Saturday, February 25, 2012

Felt Landscapes

It feels so good to be starting to experiment with something I have been thinking about for a very long time -- landscapes in felt. It's funny how ideas can stew for a long time, and then all of a sudden, they're ready to pop and I explode into action. I go through cycles like this, where I am not actively creating, but mulling ideas as I drift off to sleep at night. Then something randomly piques my interest (like an inspiring picture or a conversation), and all of a sudden I'll start a new project. Then I become an obsessed insomniac, unable to stop thinking about the project and the next time I'll be able to work on it. Sort of sounds like a scary drug addiction, now that I think about it... I wonder if there are similar chemicals being released in my brain? Guess I'd rather be addicted to art than anything else.

In this particular case, the trigger for starting a new project was a photograph of a gooseneck barnacle I saw on an old nature calendar -- I was intrigued by the colors, patterns and textures of this amazing creature, and started to envision how I would recreate it in felt. It's a bit of a roundabout chain of thoughts that lead me to felt landscapes instead of barnacles, and that's a topic for another day (in the mean time, you should Google gooseneck barnacles if you've never seen one - amazing!). I do intend to work on a gooseneck barnacle project, but that idea is still incubating a little more.

Anyhow, I've been working on some felt landscapes on days I'm not working at my real job and my little one is napping. I figured out the other day that this probably affords me about 4 hours a week to work on artistic endeavors, and although that's less than I'd like, I'm actually kind of impressed with how much I accomplish in that time. I think part of the reason is I spend a lot of time thinking before the actual doing. So when the opportunity arises to work on a project, I know exactly what I want to do.
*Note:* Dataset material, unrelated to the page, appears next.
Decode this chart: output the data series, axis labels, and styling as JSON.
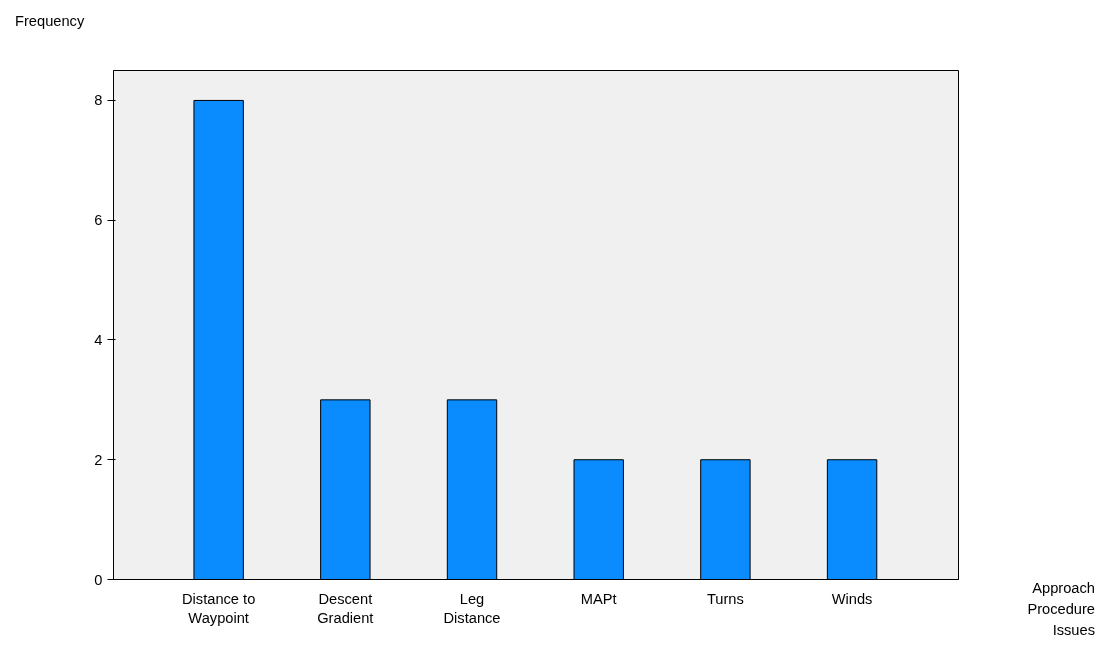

So, here are some photos of works in progress. These aren't finished pieces, and since this is a new format for me (a smaller wall hanging rather than a big thick rug), I'm experimenting with different techniques.

Laying out the fibers to gauge color combinations (decided against a dark sky):
A mountain landscape taking shape, loosely based on Camel's Hump (or at least the Camel's Hump in my mind - the view from the north, of course):
Adding some foothills and firming things up a bit:

And made smooth with a final wet felting:
I'm thinking that I may add some texture to this with some hand stitching, but am not certain what style I'll use, so am giving it time to stew for a while. I have a second felt landscape in the works where I am experimenting with various embroidery and stitching, and this will probably influence how I approach the Hump piece.

Starting to stitch:
Some detail:
A little more progress on the stitching:

It's difficult to see in the photos, but I like how the stitching makes the felt puff up and add some dimension to the piece. My plan is to stitch more heavily in detail in the foreground, and have less density in stitching towards the background. I think for the sky I will use very small stitches with a single strand of thread and lines emanating from the sun. I'm excited to see how it turns out!


  1. Obsessed insomniac? I guess it paid off-beautiful felt landscape!

    1. Thank you, Laura! I know it sounds funny, but sometimes when I get going on something it's hard to turn it off!